No bro, my dude. The companies told me all these constant waves going every where is fine, it's like not a problem at all. It doesn't give you cancer or damage your cells or anything! Like bro it's fine!
Normies will reject cloud shit because they want to be MLG pro types even when they're scrubs. The other issue is that launch events would be worst than any MMO ever. Imagine having a million people wanting to play your game and having to render and stream all that at once. MMO servers can't even deal with that many people logging on let alone running the client and host side.
Gavin Kelly
Wrong.
Julian Torres
cringe and butthurt
Thomas Gomez
Google will just become Microsoft 2 until another company comes along and replaces them just as MS did with IBM in the first place. Nothing new under the sun. As for cloud services, that will never ever ever ever ever ever ever ever ever ever (ever) happen in America due to data caps. Even the most retarded ultranormie cuck consumers will not blow tons of money going over their data cap. And this problem is going to get far, far, far worse as Net Neutrality dies so you have to pay extra to get functional, let alone high-speed, internet.
The only time it could work is if the ISP offers it directly. But the ISP already does this with normal phone services (landlines, voice, text), so literally who cares because in that case Ma Bell is rebuilt and simply gouges the fuck out of everyone to the point where normies adopt meshnets so they don't have to pay $50 to watch a 30 min TV show.

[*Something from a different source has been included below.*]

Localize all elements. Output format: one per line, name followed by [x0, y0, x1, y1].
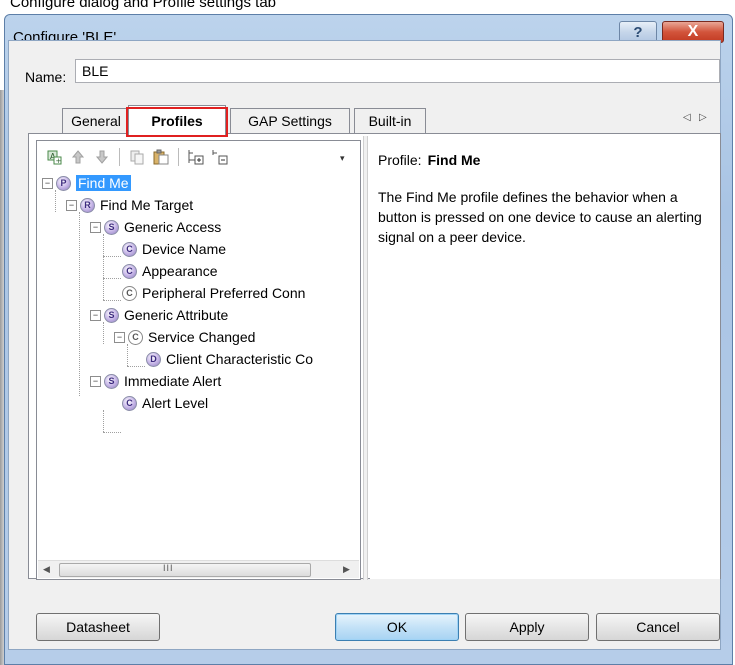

The Internet is not free, it is a paid service. As a result of this, streaming services are unlikely to go mainstream unless a total telecom monopoly happens (which I'll admit is plausible, but it'll be AT&T not Google, and the monopoly will also drive the net itself into the ground in a way not even normies will fully accept).
Carson Hughes
People said the same thing about radio, TV, airplane ATC, your microwave and even railroad signalling. All of it is bunk. There's nothing wrong with wireless, only if it's proprietary.
Kayden Richardson
It'll be a battle of oligopolies between network and cloud providers, until one of them swallows the other, accumulates enough political power to socialize the other or until some disruptive technology comes along to fuck them both. It'll all fizzle out in the end and only nerds will remember it in a few decades. That's what always happens.
Oliver Edwards
In the end Ma Bell lives. Any company that has to use the Internet (including Amazon) is totally beholden to ISPs of which AT&T is the largest. Until now they've always counted on ISPs being completely fair and only charging for bulk data transfers, without having to worry about competing against the ISP itself. Now that NN is gone, this is no longer the case. Why should AT&T allow Google to have free webmail? They can charge a special fee for that and require Google's webmail use AT&T emails for user authentication. There is no law stopping them, and the few voices in the government against it can be quickly silenced through screeching about Russian hackers.
There is no way any software company can plausibly compete with hardware companies now. The latter can just lock out the former, who will have no option but to accept it unless they can raise the money to construct their own hardware. Google already gave up on this when their investors chose bigger Dividends instead.